Phillips (1960) gave a linear criterion of wave resonance and pointed out that the amplitude of the tertiary component grows linearly with time when its amplitude is initially zero. In general cases, Benney (1962) established the evolution equations of wave mode amplitudes, and demonstrated the well-known time-dependent periodic exchange of wave energy when the Phillips resonance criterion is fully or nearly satisfied. However, perturbation methods fail to obtain steady-state resonant waves without exchange of wave energy, mainly due to the singularities in the transfer functions, as mentioned by Madsen & Fuhrman (2012). By means of the ‘homotopy analysis method’ (Liao 1992, 1997, 2004, 2012), an analytic technique for highly nonlinear problems, multiple steady-state resonant waves in deep water were first found by Liao (2011) in theory, then investigated theoretically by Xu et al. (2012) in shallow water and by Liu & Liao (2014) in rather more general cases. In this paper, we further confirm, for the first time, the existence of the multiple steady-state resonant waves by physical experiments in the advanced basin of the SKLOE, Shanghai Jiao Tong University, China.

First of all, using some experiments on regular waves whose wave spectra should be time-independent in theory, the inherent system error ( ${\it\delta}_{r,9}=0.11$ ) in the spatial variation of wave amplitude was determined, which provides a criterion to verify and check the existence of steady-state resonant waves in this basin. Then, five cases of resonant waves in deep water are considered: the first four cases (S1–S4) correspond to steady-state resonant waves, while case S5 relates to an non-steady-state ones that provides a contrasting experiment. The four resonant waves are obtained theoretically (Liao 2011; Xu et al. 2012; Liu & Liao 2014) by means of the HAM (Liao 1992, 1997, 2004, 2012). They are chosen in such a way that the related dimensionless scaled variable $X={\it\epsilon}^{2}k_{0}x$ introduced by Shemer et al. (2002) reaches 1.5 at the ninth wave gauge, corresponding to sufficiently high nonlinearity of the waves considered, where $k_{0}$ denotes the wavenumber of the component with the largest amplitude. A large enough number of wave components (with more than 95 % of the total wave energy) were generated so that the corresponding wavefields measured in the basin are close to the theoretical ones. Compared to the inherent system error of the basin and especially to the contrasting experiment (case S5), our experiments strongly suggest that the resonant waves in cases S1, S2, S3 and S4 are steady-state, say their wave spectra are independent of time. Also, both symmetrical and anti-symmetrical steady-state resonant waves were observed.

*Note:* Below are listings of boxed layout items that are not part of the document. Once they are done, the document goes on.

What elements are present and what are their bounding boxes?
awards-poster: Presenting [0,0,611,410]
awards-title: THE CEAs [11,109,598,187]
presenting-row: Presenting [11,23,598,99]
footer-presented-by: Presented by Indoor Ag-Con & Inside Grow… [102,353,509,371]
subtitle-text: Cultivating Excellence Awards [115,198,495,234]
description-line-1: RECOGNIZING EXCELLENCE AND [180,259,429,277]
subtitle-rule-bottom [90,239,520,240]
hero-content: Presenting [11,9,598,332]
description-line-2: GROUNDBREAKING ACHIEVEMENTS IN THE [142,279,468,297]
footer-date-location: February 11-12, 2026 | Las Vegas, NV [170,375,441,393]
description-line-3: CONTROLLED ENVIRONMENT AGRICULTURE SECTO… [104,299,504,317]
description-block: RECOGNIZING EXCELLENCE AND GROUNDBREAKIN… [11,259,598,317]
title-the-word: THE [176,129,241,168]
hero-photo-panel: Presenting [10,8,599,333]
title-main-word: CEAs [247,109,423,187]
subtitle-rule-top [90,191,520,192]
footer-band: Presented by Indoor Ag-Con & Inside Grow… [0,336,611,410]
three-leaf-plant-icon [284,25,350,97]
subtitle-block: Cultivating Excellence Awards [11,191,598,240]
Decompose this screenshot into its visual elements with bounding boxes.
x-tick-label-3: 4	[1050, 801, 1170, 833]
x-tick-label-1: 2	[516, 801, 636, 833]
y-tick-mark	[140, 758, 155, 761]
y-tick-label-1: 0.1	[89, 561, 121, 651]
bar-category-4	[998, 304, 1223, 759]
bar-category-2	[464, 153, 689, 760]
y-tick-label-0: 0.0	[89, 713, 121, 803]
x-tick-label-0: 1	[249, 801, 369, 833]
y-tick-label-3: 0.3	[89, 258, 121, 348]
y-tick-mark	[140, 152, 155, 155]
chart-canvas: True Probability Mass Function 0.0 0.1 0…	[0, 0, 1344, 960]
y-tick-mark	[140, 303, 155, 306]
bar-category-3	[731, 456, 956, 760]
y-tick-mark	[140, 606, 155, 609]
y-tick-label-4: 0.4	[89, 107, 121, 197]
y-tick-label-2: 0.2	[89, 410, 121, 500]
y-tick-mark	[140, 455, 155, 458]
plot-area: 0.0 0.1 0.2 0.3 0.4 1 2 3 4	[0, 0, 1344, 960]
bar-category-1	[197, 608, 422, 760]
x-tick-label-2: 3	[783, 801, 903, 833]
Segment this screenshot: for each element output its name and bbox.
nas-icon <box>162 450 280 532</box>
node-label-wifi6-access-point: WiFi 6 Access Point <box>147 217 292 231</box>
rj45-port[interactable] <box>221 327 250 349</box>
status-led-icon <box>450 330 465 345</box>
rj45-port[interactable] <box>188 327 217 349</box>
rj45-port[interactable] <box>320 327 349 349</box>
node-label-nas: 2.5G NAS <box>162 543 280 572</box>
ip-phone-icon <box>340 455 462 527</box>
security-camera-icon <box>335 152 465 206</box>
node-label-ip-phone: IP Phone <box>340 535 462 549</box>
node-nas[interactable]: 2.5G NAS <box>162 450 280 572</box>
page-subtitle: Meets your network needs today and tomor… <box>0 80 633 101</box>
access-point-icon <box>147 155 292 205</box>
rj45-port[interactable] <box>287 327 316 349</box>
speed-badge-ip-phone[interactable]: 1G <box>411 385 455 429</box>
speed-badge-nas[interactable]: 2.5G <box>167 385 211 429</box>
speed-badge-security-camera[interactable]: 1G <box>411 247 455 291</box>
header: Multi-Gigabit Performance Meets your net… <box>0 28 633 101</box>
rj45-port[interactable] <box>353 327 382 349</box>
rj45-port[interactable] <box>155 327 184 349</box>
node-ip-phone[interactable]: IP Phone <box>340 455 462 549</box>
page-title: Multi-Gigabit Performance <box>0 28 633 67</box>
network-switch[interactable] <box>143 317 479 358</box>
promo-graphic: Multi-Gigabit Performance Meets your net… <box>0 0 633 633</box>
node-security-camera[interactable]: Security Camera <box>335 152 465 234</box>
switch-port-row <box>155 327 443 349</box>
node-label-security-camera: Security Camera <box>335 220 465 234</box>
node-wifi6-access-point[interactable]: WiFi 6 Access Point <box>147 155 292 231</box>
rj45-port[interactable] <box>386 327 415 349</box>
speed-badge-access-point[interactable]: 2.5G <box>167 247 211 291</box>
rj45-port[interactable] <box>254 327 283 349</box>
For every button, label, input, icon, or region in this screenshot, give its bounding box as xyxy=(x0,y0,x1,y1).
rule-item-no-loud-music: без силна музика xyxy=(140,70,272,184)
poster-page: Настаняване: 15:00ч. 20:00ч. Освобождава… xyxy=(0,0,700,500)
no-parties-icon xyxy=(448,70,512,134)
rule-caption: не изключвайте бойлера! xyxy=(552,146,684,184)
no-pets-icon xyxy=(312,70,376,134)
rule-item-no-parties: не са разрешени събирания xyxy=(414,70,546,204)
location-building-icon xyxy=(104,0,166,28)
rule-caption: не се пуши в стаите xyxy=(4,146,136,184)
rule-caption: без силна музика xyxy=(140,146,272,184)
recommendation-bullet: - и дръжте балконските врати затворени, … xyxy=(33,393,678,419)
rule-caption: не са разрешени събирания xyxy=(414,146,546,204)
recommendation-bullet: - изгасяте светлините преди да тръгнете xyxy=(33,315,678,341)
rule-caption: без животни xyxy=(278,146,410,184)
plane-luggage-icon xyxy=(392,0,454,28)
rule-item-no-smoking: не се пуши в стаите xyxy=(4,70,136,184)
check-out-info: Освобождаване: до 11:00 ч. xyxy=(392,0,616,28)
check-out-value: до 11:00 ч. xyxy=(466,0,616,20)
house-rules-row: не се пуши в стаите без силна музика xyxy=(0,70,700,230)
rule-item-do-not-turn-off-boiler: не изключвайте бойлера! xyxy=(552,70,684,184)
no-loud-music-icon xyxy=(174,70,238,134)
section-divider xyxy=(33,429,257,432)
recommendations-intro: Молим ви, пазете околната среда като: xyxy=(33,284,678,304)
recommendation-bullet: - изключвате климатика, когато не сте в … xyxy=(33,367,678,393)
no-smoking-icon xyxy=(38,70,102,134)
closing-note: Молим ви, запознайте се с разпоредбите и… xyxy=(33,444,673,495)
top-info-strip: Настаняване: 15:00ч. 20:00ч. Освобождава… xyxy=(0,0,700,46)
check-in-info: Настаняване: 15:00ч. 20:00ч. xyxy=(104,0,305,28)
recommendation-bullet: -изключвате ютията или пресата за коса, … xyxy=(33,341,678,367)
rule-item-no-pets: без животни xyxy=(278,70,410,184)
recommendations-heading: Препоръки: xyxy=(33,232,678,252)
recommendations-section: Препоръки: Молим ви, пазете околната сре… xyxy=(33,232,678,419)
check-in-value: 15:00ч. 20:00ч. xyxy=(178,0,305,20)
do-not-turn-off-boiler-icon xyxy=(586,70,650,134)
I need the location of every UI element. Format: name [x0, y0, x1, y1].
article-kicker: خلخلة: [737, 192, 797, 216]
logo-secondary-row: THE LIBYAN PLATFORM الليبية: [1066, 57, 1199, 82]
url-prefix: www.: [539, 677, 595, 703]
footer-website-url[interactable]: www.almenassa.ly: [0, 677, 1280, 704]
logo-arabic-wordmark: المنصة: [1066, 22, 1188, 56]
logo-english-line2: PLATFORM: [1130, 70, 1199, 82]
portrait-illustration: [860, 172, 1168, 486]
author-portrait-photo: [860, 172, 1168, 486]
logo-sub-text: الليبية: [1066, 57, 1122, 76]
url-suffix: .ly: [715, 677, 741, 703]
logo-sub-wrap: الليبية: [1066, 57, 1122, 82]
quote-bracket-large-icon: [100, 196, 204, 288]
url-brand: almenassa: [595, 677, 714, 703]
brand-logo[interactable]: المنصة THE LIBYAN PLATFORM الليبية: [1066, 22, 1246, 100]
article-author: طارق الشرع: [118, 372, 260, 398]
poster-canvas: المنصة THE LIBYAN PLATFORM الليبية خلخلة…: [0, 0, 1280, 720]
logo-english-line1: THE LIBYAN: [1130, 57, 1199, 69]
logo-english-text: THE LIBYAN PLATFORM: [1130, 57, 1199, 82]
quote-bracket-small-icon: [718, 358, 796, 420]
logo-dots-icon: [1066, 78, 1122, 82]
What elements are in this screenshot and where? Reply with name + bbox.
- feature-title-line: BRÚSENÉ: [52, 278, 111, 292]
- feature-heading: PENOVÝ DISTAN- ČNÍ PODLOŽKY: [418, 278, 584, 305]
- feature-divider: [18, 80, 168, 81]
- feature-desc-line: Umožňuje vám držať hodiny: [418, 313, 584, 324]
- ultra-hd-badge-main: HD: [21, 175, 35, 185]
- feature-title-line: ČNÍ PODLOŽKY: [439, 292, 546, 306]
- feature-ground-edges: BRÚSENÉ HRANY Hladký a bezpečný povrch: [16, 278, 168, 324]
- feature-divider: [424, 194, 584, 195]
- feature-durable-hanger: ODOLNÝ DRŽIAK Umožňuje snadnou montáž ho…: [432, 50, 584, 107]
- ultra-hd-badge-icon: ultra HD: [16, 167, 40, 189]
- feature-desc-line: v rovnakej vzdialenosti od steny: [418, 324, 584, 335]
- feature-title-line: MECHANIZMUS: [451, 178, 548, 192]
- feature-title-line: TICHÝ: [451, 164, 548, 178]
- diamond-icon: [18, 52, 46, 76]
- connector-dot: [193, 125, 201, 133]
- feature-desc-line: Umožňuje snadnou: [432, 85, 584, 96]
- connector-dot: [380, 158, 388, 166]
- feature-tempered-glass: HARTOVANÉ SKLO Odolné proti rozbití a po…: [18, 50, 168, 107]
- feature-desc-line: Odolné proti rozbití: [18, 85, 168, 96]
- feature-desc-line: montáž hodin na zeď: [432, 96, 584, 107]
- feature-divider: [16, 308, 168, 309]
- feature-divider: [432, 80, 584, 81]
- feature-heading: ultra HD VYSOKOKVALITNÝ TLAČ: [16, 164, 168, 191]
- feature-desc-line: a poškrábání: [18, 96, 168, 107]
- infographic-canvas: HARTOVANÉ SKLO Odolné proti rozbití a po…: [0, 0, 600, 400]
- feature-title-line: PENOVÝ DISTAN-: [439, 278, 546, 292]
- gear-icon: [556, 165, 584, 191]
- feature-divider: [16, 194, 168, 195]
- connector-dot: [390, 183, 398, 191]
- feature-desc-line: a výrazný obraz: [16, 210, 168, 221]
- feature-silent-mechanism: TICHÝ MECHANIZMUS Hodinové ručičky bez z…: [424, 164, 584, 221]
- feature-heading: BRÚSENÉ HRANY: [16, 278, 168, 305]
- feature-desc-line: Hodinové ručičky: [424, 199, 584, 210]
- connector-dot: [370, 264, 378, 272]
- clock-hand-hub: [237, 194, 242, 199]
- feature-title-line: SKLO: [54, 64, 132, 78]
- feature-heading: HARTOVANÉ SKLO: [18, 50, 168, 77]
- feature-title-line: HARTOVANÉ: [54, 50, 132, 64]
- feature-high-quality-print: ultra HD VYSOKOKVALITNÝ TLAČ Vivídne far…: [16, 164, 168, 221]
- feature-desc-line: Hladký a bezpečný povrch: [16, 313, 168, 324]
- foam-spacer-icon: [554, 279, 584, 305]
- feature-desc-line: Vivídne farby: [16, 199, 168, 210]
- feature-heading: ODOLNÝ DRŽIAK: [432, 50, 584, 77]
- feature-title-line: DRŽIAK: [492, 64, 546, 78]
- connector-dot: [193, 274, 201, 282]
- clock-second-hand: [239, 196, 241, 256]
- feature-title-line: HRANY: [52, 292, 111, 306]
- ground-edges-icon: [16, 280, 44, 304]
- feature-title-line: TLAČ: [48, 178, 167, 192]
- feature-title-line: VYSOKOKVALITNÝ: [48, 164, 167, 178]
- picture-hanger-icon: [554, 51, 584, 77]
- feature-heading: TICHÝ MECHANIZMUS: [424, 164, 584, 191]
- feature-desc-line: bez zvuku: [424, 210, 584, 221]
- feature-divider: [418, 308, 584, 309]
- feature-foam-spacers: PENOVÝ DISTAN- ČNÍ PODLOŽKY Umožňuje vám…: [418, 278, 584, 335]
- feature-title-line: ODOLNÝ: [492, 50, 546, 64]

It should be emphasized that the so-called steady-state resonant waves were first found theoretically (Liao 2011; Xu et al. 2012; Liu & Liao 2014) by means of the HAM (Liao 1992, 1997, 2004, 2012), and then confirmed experimentally in this paper. This illustrates that the HAM is indeed a new method with great potential, since every new method should bring something new and/or different.

In summary, our experiments confirm the existence of multiple steady-state resonant waves in practice. This is helpful to deepen and enrich our understandings about resonance waves. Obviously, it would be very interesting to confirm the existence of the steady-state resonant waves in shallow water. This might be done in future, if possible.